Como se começa a viver? Em quais condições? Com quem se conta quando se entra no mundo? Quando um miúdo estreia na vida as pessoas do entorno são tão fundamentais quanto o ar que enche seus pulmões.
Um miúdo que conta com o olhar, cuidado, atenção e desejo de adultos terá um início privilegiado com toda certeza. Podemos imaginar uma cena facilmente: um bebê com vários adultos em torno, felizes com sua existência e absolutamente dispostos a fazer com que esse pequeno se sinta confortável na sua existência – adultos disponíveis para dar carinho.
Contar com um ambiente em que as ações mais básicas e fundamentais para um bebê sejam garantidas e fáceis para o miúdo – dormir, alimentar-se, sentir-se seguro – demanda muito esforço e uma constante disponibilidade por parte dos adultos que cuidam. É preciso para os cuidadores além de desejar, sentir que consegue cuidar.
Carinho: tão fácil e tão gratuito – como poderia faltar para alguns miúdos?
Falta porque, de fato, não é tão fácil, nem tão gratuito, muito menos óbvio. Em um contexto de dificuldades, tais como violência, vulnerabilidade, pobreza extrema, os adultos são tão afetados quanto os miúdos. Logo, como dar o que não se tem? O que não se consegue frente a fome e a insegurança que se sente no corpo e na mente?
No documentário “O começo da vida” (2016) há uma frase que julgo emblemática, que é mais ou menos assim: Não são as instituições ou projetos que cuidam de crianças, são pessoas que o fazem.
Não temos como considerar que todas as crianças tem um mesmo início, possuem as mesmas chances ainda que no começo da vida.

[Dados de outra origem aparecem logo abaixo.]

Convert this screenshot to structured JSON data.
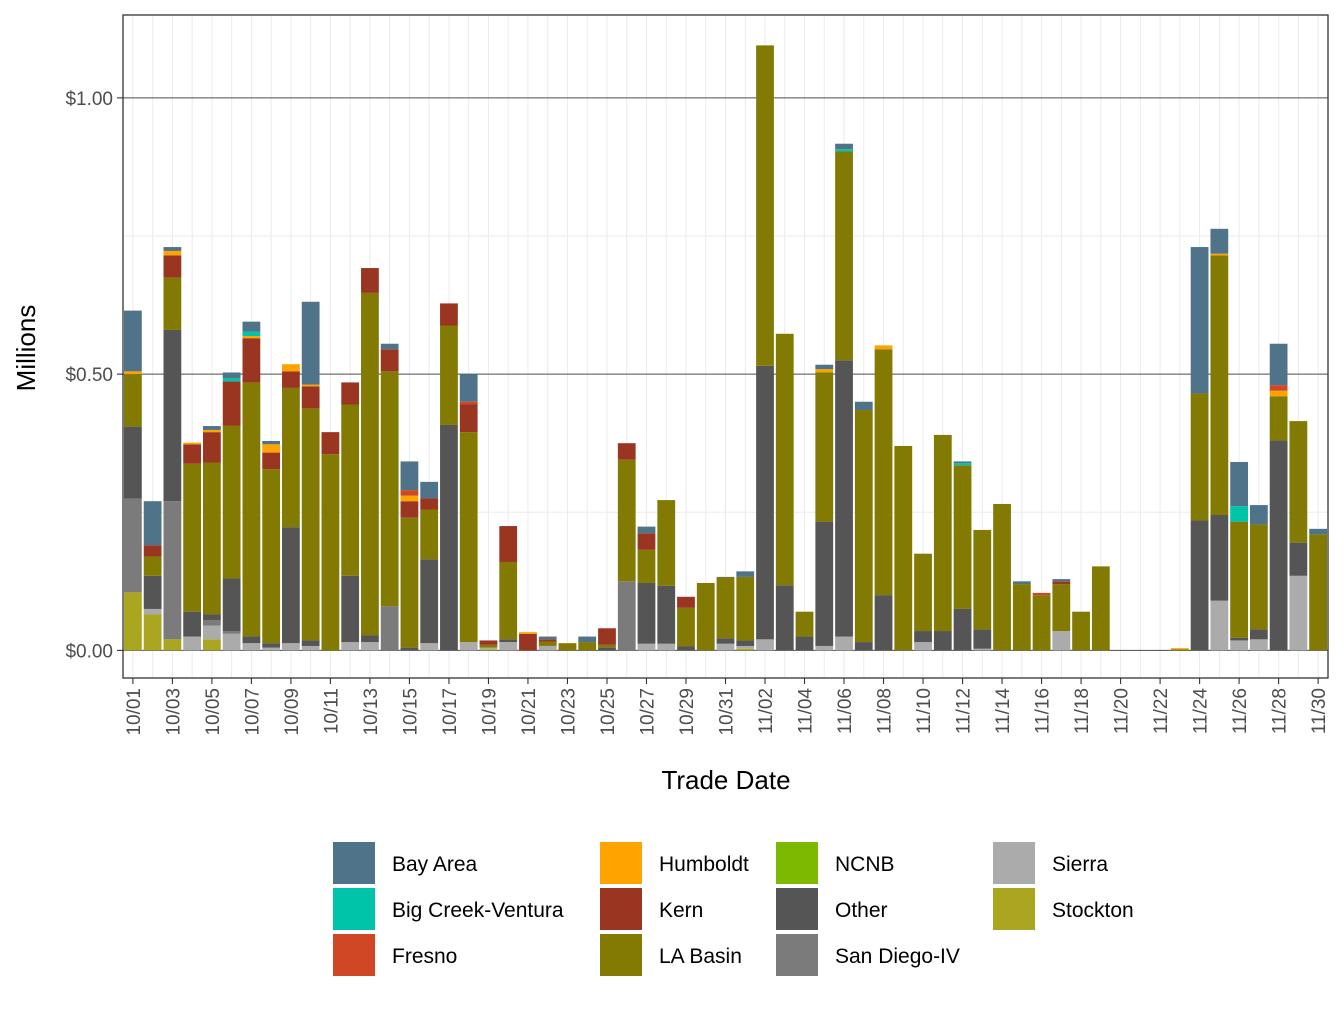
{
  "chart_data": {
    "type": "bar",
    "stacked": true,
    "xlabel": "Trade Date",
    "ylabel": "Millions",
    "ylim": [
      -0.05,
      1.15
    ],
    "yticks": [
      0.0,
      0.5,
      1.0
    ],
    "ytick_labels": [
      "$0.00",
      "$0.50",
      "$1.00"
    ],
    "grid": true,
    "legend_position": "bottom",
    "categories": [
      "10/01",
      "10/02",
      "10/03",
      "10/04",
      "10/05",
      "10/06",
      "10/07",
      "10/08",
      "10/09",
      "10/10",
      "10/11",
      "10/12",
      "10/13",
      "10/14",
      "10/15",
      "10/16",
      "10/17",
      "10/18",
      "10/19",
      "10/20",
      "10/21",
      "10/22",
      "10/23",
      "10/24",
      "10/25",
      "10/26",
      "10/27",
      "10/28",
      "10/29",
      "10/30",
      "10/31",
      "11/01",
      "11/02",
      "11/03",
      "11/04",
      "11/05",
      "11/06",
      "11/07",
      "11/08",
      "11/09",
      "11/10",
      "11/11",
      "11/12",
      "11/13",
      "11/14",
      "11/15",
      "11/16",
      "11/17",
      "11/18",
      "11/19",
      "11/20",
      "11/21",
      "11/22",
      "11/23",
      "11/24",
      "11/25",
      "11/26",
      "11/27",
      "11/28",
      "11/29",
      "11/30"
    ],
    "xtick_labels": [
      "10/01",
      "10/03",
      "10/05",
      "10/07",
      "10/09",
      "10/11",
      "10/13",
      "10/15",
      "10/17",
      "10/19",
      "10/21",
      "10/23",
      "10/25",
      "10/27",
      "10/29",
      "10/31",
      "11/02",
      "11/04",
      "11/06",
      "11/08",
      "11/10",
      "11/12",
      "11/14",
      "11/16",
      "11/18",
      "11/20",
      "11/22",
      "11/24",
      "11/26",
      "11/28",
      "11/30"
    ],
    "stack_order": [
      "Bay Area",
      "Big Creek-Ventura",
      "Fresno",
      "Humboldt",
      "Kern",
      "LA Basin",
      "NCNB",
      "Other",
      "San Diego-IV",
      "Sierra",
      "Stockton"
    ],
    "series": [
      {
        "name": "Bay Area",
        "color": "#4f7389",
        "values": [
          0.11,
          0.08,
          0.007,
          0,
          0.007,
          0.01,
          0.018,
          0.006,
          0,
          0.15,
          0,
          0,
          0,
          0.01,
          0.052,
          0.03,
          0,
          0.05,
          0,
          0,
          0,
          0.005,
          0,
          0.01,
          0,
          0,
          0.012,
          0,
          0,
          0,
          0.001,
          0.01,
          0,
          0,
          0,
          0.008,
          0.01,
          0.015,
          0,
          0,
          0,
          0,
          0.003,
          0,
          0,
          0.005,
          0,
          0.004,
          0,
          0,
          0,
          0,
          0,
          0,
          0.265,
          0.045,
          0.08,
          0.035,
          0.075,
          0,
          0.01
        ]
      },
      {
        "name": "Big Creek-Ventura",
        "color": "#00c4aa",
        "values": [
          0,
          0,
          0,
          0,
          0,
          0.006,
          0.008,
          0,
          0,
          0,
          0,
          0,
          0,
          0,
          0,
          0,
          0,
          0,
          0,
          0,
          0,
          0,
          0,
          0,
          0,
          0,
          0,
          0,
          0,
          0,
          0,
          0,
          0,
          0,
          0,
          0,
          0.004,
          0,
          0,
          0,
          0,
          0,
          0.004,
          0,
          0,
          0,
          0,
          0,
          0,
          0,
          0,
          0,
          0,
          0,
          0,
          0,
          0.028,
          0,
          0,
          0,
          0
        ]
      },
      {
        "name": "Fresno",
        "color": "#d04725",
        "values": [
          0,
          0,
          0,
          0,
          0,
          0,
          0,
          0,
          0,
          0,
          0,
          0,
          0,
          0,
          0.01,
          0,
          0,
          0.005,
          0,
          0,
          0,
          0,
          0,
          0,
          0,
          0,
          0,
          0,
          0,
          0,
          0,
          0,
          0,
          0,
          0,
          0,
          0,
          0,
          0,
          0,
          0,
          0,
          0,
          0,
          0,
          0,
          0.004,
          0,
          0,
          0,
          0,
          0,
          0,
          0,
          0,
          0,
          0,
          0,
          0.01,
          0,
          0
        ]
      },
      {
        "name": "Humboldt",
        "color": "#ffa300",
        "values": [
          0.005,
          0,
          0.008,
          0.003,
          0.004,
          0,
          0.004,
          0.015,
          0.013,
          0.003,
          0,
          0,
          0,
          0,
          0.01,
          0,
          0,
          0,
          0,
          0,
          0.003,
          0,
          0,
          0,
          0,
          0,
          0,
          0,
          0,
          0,
          0,
          0,
          0,
          0,
          0,
          0.006,
          0,
          0,
          0.007,
          0,
          0,
          0,
          0,
          0,
          0,
          0,
          0,
          0,
          0,
          0,
          0,
          0,
          0,
          0.002,
          0,
          0.003,
          0,
          0,
          0.01,
          0,
          0
        ]
      },
      {
        "name": "Kern",
        "color": "#9a3521",
        "values": [
          0,
          0.02,
          0.04,
          0.035,
          0.055,
          0.08,
          0.08,
          0.03,
          0.03,
          0.04,
          0.04,
          0.04,
          0.045,
          0.04,
          0.03,
          0.02,
          0.04,
          0.05,
          0.008,
          0.065,
          0.03,
          0.004,
          0,
          0,
          0.03,
          0.03,
          0.03,
          0,
          0.02,
          0,
          0,
          0,
          0,
          0,
          0,
          0,
          0,
          0,
          0,
          0,
          0,
          0,
          0,
          0,
          0,
          0,
          0,
          0.005,
          0,
          0,
          0,
          0,
          0,
          0,
          0,
          0,
          0,
          0,
          0,
          0,
          0
        ]
      },
      {
        "name": "LA Basin",
        "color": "#827a02",
        "values": [
          0.095,
          0.035,
          0.095,
          0.268,
          0.275,
          0.277,
          0.46,
          0.315,
          0.252,
          0.42,
          0.355,
          0.31,
          0.62,
          0.425,
          0.235,
          0.09,
          0.18,
          0.38,
          0.005,
          0.14,
          0,
          0.008,
          0.013,
          0.015,
          0.005,
          0.22,
          0.06,
          0.155,
          0.07,
          0.122,
          0.11,
          0.115,
          0.58,
          0.455,
          0.045,
          0.27,
          0.378,
          0.42,
          0.445,
          0.37,
          0.14,
          0.355,
          0.26,
          0.18,
          0.265,
          0.12,
          0.1,
          0.085,
          0.07,
          0.152,
          0,
          0,
          0,
          0.002,
          0.23,
          0.47,
          0.21,
          0.19,
          0.08,
          0.22,
          0.21
        ]
      },
      {
        "name": "NCNB",
        "color": "#7db900",
        "values": [
          0,
          0,
          0,
          0,
          0,
          0,
          0,
          0,
          0,
          0,
          0,
          0,
          0,
          0,
          0,
          0,
          0,
          0,
          0,
          0,
          0,
          0,
          0,
          0,
          0,
          0,
          0,
          0,
          0,
          0,
          0,
          0,
          0,
          0,
          0,
          0,
          0,
          0,
          0,
          0,
          0,
          0,
          0,
          0,
          0,
          0,
          0,
          0,
          0,
          0,
          0,
          0,
          0,
          0,
          0,
          0,
          0,
          0,
          0,
          0,
          0
        ]
      },
      {
        "name": "Other",
        "color": "#555555",
        "values": [
          0.13,
          0.06,
          0.31,
          0.045,
          0.01,
          0.095,
          0.012,
          0.008,
          0.21,
          0.01,
          0,
          0.12,
          0.012,
          0,
          0.005,
          0.152,
          0.408,
          0,
          0,
          0.005,
          0,
          0,
          0,
          0,
          0.005,
          0,
          0.11,
          0.105,
          0.007,
          0,
          0.01,
          0.01,
          0.495,
          0.118,
          0.025,
          0.225,
          0.5,
          0.015,
          0.1,
          0,
          0.02,
          0.035,
          0.075,
          0.035,
          0,
          0,
          0,
          0,
          0,
          0,
          0,
          0,
          0,
          0,
          0.235,
          0.155,
          0.005,
          0.018,
          0.38,
          0.06,
          0
        ]
      },
      {
        "name": "San Diego-IV",
        "color": "#7b7b7b",
        "values": [
          0.17,
          0,
          0.25,
          0,
          0.01,
          0.005,
          0,
          0,
          0,
          0,
          0,
          0,
          0,
          0.08,
          0,
          0,
          0,
          0,
          0,
          0,
          0,
          0,
          0,
          0,
          0,
          0.125,
          0,
          0,
          0,
          0,
          0,
          0,
          0,
          0,
          0,
          0,
          0,
          0,
          0,
          0,
          0,
          0,
          0,
          0,
          0,
          0,
          0,
          0,
          0,
          0,
          0,
          0,
          0,
          0,
          0,
          0,
          0,
          0,
          0,
          0,
          0
        ]
      },
      {
        "name": "Sierra",
        "color": "#ababab",
        "values": [
          0,
          0.01,
          0,
          0.025,
          0.025,
          0.03,
          0.013,
          0.005,
          0.013,
          0.008,
          0,
          0.015,
          0.015,
          0,
          0,
          0.013,
          0,
          0.015,
          0.003,
          0.015,
          0,
          0.008,
          0,
          0,
          0,
          0,
          0.012,
          0.012,
          0,
          0,
          0.012,
          0.005,
          0.02,
          0,
          0,
          0.008,
          0.025,
          0,
          0,
          0,
          0.015,
          0,
          0,
          0.003,
          0,
          0,
          0,
          0.035,
          0,
          0,
          0,
          0,
          0,
          0,
          0,
          0.09,
          0.018,
          0.02,
          0,
          0.135,
          0
        ]
      },
      {
        "name": "Stockton",
        "color": "#aba620",
        "values": [
          0.105,
          0.065,
          0.02,
          0,
          0.02,
          0,
          0,
          0,
          0,
          0,
          0,
          0,
          0,
          0,
          0,
          0,
          0,
          0,
          0.002,
          0,
          0,
          0,
          0,
          0,
          0,
          0,
          0,
          0,
          0,
          0,
          0,
          0.003,
          0,
          0,
          0,
          0,
          0,
          0,
          0,
          0,
          0,
          0,
          0,
          0,
          0,
          0,
          0,
          0,
          0,
          0,
          0,
          0,
          0,
          0,
          0,
          0,
          0,
          0,
          0,
          0,
          0
        ]
      }
    ]
  }
}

A desigualdade começa tão precocemente na vida de muitos sujeitos que fica difícil escutar sem se incomodar frases feitas nas quais jaz a ideia absurda que ‘todos tivemos as mesmas chances, há quem as aproveita e quem não’.
Para cuidar de crianças precisamos de adultos que contaram com cuidados também – ou que podem passar a contar em algum momento.